Furtivement, il jetait des coups d'œil derrière lui pour se rendre compte si les éclusiers pouvaient les voir. Il ne vit personne sur le quai de pierre. Les deux hommes étaient allés boire avec le patron de la péniche pendant que l'écluse se remplissait lentement.
— Alors, demanda Édith, cette peinture ?
Jango fit un effort pour exprimer sa reconnaissance.
— C'est un plaisir de travailler avec les couleurs que vous m'avez données.
— Bien vrai ? Vous avez peint quoi ?
— Un portrait.
— Oh, s'exclama la boulangère, il est portraitiste…
Jango pensa qu'en effet il était portraitiste depuis trois heures de l'après-midi ; il en fut tout ragaillardi.
Il passa son bras à la taille de sa compagne. La femme possédait des hanches confortables sur lesquelles la main se complaisait.
— C'est le portrait de qui que vous avez fait ?
— De personne. Enfin, je veux dire : de quelqu'un qui n'existe plus.
— Vous pouvez peindre de mémoire ? Mais c'est formidable !… Et pour la ressemblance ?
— Elle y est, affirma Jango.
Il se dit que son assurance pouvait passer pour de la vanité.
— C'est dommage que mon sujet soit mort, sans cela vous auriez pu comparer…
La boulangère dit qu'elle regrettait ; et est-ce que c'était quelqu'un de votre famille ? Non ? Ah, tant mieux ! Un homme ou une femme ? Un homme ! Et de quoi qu'il était mort ? Subitement ? C'est triste de mourir subitement. De mourir doucement aussi, d'ailleurs. La mort, c'est jamais bien drôle, n'est-ce pas ? Rien que d'y penser, ça lui faisait taper le cœur… Sérieusement ! Jango pouvait toucher ! Mettez votre main là ! Ah, ah ! Qu'est-ce qu'elle lui disait ? Non, elle n'était pas cardiaque… Ça venait des nerfs… Chaque fois qu'elle était émue, son cœur s'emballait.
Jango oublia d'écouter la suite et de retirer la main. Pendant que sa compagne jacassait, il réfléchissait pour son compte ; et comme réfléchir vous laisse l'usage de vos mains, il se servait des siennes pour palper les seins fermes et copieux de la boulangère.
Ils marchèrent jusqu'à l'obscurité, en tournant en rond pour ne pas sortir du bois.
Jango pensait à son travail du lendemain. En honnête homme, il était préoccupé par la bonne exécution de la besogne. Il faudrait qu'il prépare son matériel et ses arguments, qu'il change l'aiguille de la seringue car elle était un peu tordue. Qui sait si ce simple détail n'expliquait pas les hésitations du colonel ?… Il avait promis au petit homme plus-large-que-haut que son épouse serait expédiée en douceur et il entendait bien tenir parole.
Édith s'interrompit et regarda Jango d'un air surpris :
— Ça ne va pas ? Vous semblez tout chose.

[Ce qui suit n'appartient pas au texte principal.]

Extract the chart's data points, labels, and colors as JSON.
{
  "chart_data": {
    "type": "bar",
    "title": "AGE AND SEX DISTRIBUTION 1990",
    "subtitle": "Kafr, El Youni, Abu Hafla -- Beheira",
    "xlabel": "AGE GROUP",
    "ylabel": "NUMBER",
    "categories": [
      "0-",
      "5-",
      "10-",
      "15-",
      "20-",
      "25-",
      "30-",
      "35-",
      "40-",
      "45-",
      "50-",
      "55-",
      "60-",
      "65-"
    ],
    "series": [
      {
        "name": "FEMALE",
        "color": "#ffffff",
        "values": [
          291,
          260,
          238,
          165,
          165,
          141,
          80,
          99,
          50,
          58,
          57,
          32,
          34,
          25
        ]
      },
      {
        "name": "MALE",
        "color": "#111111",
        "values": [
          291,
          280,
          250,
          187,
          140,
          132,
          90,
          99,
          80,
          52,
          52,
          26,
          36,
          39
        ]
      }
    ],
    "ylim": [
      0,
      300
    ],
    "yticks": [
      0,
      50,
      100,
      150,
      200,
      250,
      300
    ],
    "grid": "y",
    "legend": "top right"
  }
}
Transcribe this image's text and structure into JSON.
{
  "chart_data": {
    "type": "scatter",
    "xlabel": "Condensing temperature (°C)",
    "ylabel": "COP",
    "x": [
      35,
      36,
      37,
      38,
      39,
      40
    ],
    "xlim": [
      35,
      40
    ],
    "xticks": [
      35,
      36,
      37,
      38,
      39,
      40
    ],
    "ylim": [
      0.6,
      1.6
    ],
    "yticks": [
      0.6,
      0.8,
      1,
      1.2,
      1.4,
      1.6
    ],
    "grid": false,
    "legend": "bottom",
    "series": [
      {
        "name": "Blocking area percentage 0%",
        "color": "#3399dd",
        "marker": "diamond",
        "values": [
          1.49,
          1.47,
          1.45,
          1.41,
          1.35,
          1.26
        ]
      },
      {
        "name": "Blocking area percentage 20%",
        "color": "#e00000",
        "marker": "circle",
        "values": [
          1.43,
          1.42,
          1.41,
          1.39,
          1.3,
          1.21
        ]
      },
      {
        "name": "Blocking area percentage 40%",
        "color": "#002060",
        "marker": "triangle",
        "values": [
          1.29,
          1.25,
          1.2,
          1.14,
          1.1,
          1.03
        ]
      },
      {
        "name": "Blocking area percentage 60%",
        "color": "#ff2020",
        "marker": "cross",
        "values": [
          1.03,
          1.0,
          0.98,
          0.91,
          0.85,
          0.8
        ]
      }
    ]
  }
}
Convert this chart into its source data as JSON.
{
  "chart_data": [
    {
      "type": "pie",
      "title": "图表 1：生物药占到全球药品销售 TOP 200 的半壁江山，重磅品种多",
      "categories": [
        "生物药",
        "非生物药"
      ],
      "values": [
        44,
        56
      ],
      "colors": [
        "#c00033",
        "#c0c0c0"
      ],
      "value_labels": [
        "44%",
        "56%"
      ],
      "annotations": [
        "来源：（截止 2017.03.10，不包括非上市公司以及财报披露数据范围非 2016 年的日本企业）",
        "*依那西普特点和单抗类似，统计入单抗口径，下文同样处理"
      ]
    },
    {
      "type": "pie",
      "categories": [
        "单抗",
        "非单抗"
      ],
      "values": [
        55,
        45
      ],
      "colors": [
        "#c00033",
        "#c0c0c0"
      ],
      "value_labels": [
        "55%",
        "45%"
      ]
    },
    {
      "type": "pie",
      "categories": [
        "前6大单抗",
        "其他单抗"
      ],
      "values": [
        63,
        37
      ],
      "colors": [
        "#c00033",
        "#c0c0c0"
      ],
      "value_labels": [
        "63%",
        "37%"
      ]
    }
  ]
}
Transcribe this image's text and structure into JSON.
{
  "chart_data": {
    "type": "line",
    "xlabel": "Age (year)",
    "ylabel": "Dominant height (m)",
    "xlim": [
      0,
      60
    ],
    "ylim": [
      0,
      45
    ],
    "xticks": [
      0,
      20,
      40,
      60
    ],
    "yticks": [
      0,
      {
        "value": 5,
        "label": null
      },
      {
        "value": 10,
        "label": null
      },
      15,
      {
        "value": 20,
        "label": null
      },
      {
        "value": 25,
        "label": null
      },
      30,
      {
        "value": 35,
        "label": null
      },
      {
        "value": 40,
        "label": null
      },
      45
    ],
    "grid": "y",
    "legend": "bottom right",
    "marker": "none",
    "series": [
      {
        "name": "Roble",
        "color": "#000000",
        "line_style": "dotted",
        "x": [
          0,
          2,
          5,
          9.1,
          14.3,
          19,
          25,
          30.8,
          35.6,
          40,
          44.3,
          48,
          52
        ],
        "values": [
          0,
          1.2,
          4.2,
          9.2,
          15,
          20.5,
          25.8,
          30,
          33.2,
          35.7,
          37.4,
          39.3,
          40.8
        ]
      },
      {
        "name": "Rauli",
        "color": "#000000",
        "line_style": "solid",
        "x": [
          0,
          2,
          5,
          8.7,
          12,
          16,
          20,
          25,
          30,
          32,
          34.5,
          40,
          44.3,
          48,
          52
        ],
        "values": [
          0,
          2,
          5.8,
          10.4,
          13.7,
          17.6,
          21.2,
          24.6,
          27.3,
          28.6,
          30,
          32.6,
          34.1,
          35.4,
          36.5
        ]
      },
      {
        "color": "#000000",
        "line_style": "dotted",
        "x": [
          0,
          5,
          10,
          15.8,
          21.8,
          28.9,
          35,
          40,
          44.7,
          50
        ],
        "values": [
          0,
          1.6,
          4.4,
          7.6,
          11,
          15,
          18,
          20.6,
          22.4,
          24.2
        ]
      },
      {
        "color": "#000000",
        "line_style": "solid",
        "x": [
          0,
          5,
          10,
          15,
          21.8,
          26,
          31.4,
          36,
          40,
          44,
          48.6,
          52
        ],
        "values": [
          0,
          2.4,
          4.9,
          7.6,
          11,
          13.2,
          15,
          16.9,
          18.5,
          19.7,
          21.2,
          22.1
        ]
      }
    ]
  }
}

Une inquiétude égoïste perçait dans sa voix. En forte gaillarde, douée d'un solide appétit, elle redoutait que les instants d'isolement tournassent à la rêverie. Si elle exigeait de l'éducation de ses partenaires, du moins attendait-elle d'eux des qualités physiques en rapport.
Les baisers échangés avec Jango, le matin, lui avaient paru de bon augure. Elle se mit à le surveiller en coin et son bavardage décrut considérablement.
Jango s'aperçut du changement d'attitude de sa compagne. Il en devina aisément la cause.
— Si on s'asseyait ? proposa-t-il.
Elle refusa.
— Je serai correct, promit-il.
— C'est pas pour ça… C'est à cause de la rosée…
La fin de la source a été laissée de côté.